Amendments to the Rules of Trademark Board: Procedures for Considering Appeal and Petitions for Withdrawal of Trademark Registrations
April 12th June
The Rules of Trademark Board regarding, the Procedures for Considering Appeals and Petitions for Withdrawal of Trademark Registrations B.E. 2545 (2002) have been amended in December 2018. This is due to the opinion of officials of the Department of Intellectual Property that the said Rules should be amended to make the procedures of an appeal against official instruction or rejection and a petition for withdrawal of trademark registration more efficient. As a result, the Rules of Trademark Board on the Procedures for Considering Appeals and Petitions for Withdrawal of Trademark Registrations B.E. 2561 (2018) (the “New Rules”) were enacted and have been effective as of 25 March 2019.
The New Rules contain various significant amendments with regard to submission of the appeal and the petition for withdrawal of trademark registration as well as supporting evidence thereof, the details of which are as follows:
- Number of copy of appeal or petition required to be submitted: The appellant or the petitioner is required to file only one copy of the appeal or the petition for withdrawal of trademark registration with the Trademark Office, compared to the old rules which required 19 copies of the same to be filed.
- Requirement of submitting an official form listing each item of supporting evidence: Unlike the old rules which permitted the appellant or the petitioner to submit a set of supporting evidence, without specifically listing them in the official form, the New Rules require that the appellant or the petitioner shall submit an official form listing each item of the submitted evidence together with its appeal or petition. Nevertheless, practically, for the benefit of clients, local agents normally provide a brief list of supporting evidence and some explanations when they submit the evidence in order for the Trademark Board to review them easily.
- Requirement of a ‘true and correct’ certification on the copy of supporting evidence: The New Rules place more burden on the appellant or the petitioner, where in case any of the documentary supporting evidence is not original, the New Rules require copies of supporting evidence be certified by the appellant, the petitioner or its local agent, that such documents are ‘true and correct’ before submitting the same to the Trademark Board.
- Extension of time to submit supporting evidence: The appellant remains entitled to request for the extension of time within 60 days from the date of appeal.

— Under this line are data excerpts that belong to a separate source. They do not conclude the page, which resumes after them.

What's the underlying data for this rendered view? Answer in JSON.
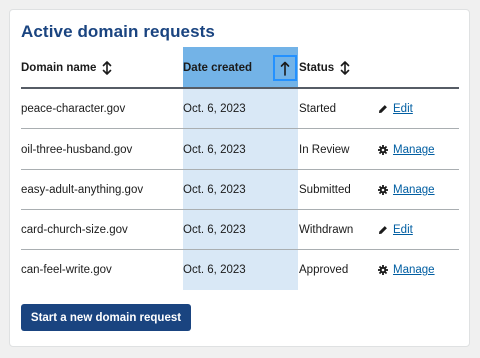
{
  "title": "Active domain requests",
  "columns": {
    "domain": "Domain name",
    "date": "Date created",
    "status": "Status"
  },
  "rows": [
    {
      "domain": "peace-character.gov",
      "date": "Oct. 6, 2023",
      "status": "Started",
      "action": "Edit",
      "action_icon": "pencil-icon"
    },
    {
      "domain": "oil-three-husband.gov",
      "date": "Oct. 6, 2023",
      "status": "In Review",
      "action": "Manage",
      "action_icon": "gear-icon"
    },
    {
      "domain": "easy-adult-anything.gov",
      "date": "Oct. 6, 2023",
      "status": "Submitted",
      "action": "Manage",
      "action_icon": "gear-icon"
    },
    {
      "domain": "card-church-size.gov",
      "date": "Oct. 6, 2023",
      "status": "Withdrawn",
      "action": "Edit",
      "action_icon": "pencil-icon"
    },
    {
      "domain": "can-feel-write.gov",
      "date": "Oct. 6, 2023",
      "status": "Approved",
      "action": "Manage",
      "action_icon": "gear-icon"
    }
  ],
  "sorted_column": "date",
  "sort_direction": "ascending",
  "new_request_button": "Start a new domain request",
  "colors": {
    "title": "#1a4480",
    "link": "#005ea2",
    "sorted_header": "#73b3e7",
    "sorted_column": "#d9e8f6",
    "focus_outline": "#2491ff",
    "button": "#1a4480"
  }
}
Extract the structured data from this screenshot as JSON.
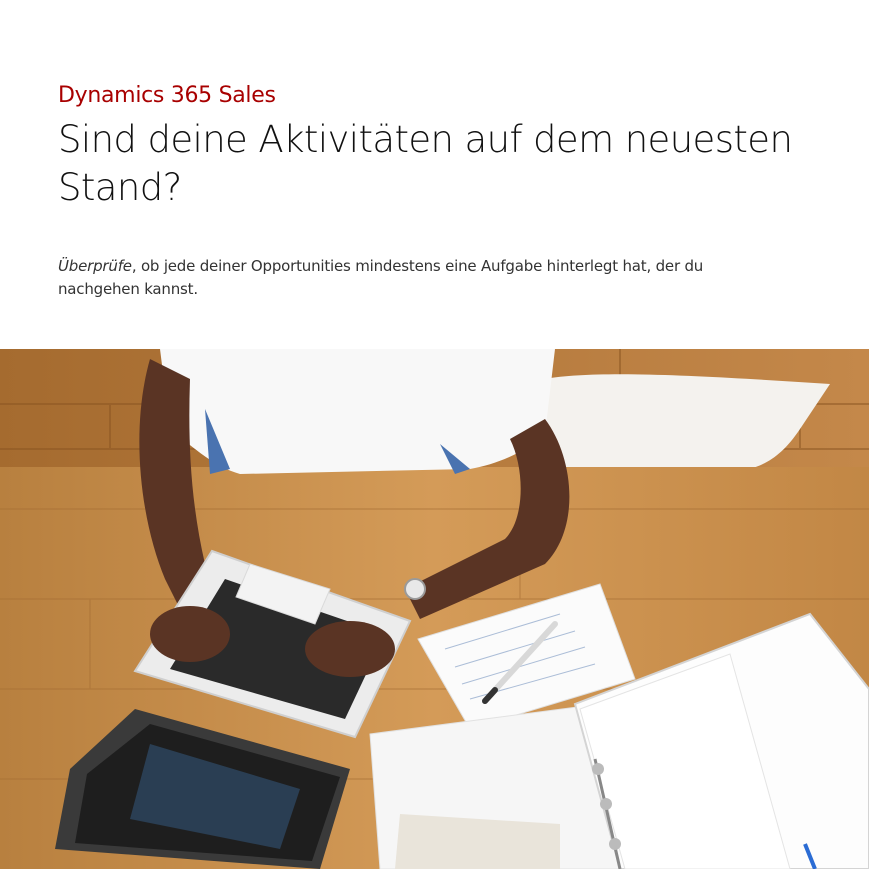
{
  "header": {
    "eyebrow": "Dynamics 365 Sales",
    "title": "Sind deine Aktivitäten auf dem neuesten Stand?"
  },
  "body": {
    "emphasis": "Überprüfe",
    "rest": ", ob jede deiner Opportunities mindestens eine Aufgabe hinterlegt hat, der du nachgehen kannst."
  },
  "colors": {
    "accent": "#a80000",
    "wood": "#c98f4e"
  }
}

On the contrary, evidence supporting a petition for withdrawal of trademark registration must be submitted together with the petition as extension of time thereto is not permitted, whereas the owner of the questionable trademark registration can still request for extension of time to submit evidence in support of its clarification letter against the petition for 60-day period from the date of such letter. In case of exceptional circumstance which is not caused by the appellant itself, the New Rules entitle the appellant to submit supporting evidence after the 60-day period extension upon filing a request within 15 days from the date such exceptional circumstance ended.
- Requirement of providing a certified Thai translation of supporting evidence in foreign language: If any of the documentary supporting evidence is in foreign language, such evidence must be translated into Thai whether in whole or in relevant parts as well as the Thai translation must be certified by the person who made it. Please note that the translator of evidence can be either a translation institute or the appellant/petitioner or its local agent.
It is important to note that where the appellant or the petitioner fails to comply with the requirement of a ‘true and correct’ certification on copies of supporting evidence mentioned above, such evidence shall be considered off the official record and thus it will not be taken into consideration. However, in case of failure to provide a certified Thai translation of the supporting evidence that is in foreign language, the Trademark Board will still have discretion whether or not to consider the evidence submitted without the certified Thai translation.
Hence, for cases of appeals and petitions filed on 25 March 2019 or thereafter, it is obliged to comply with the requirements set forth under the New Rules.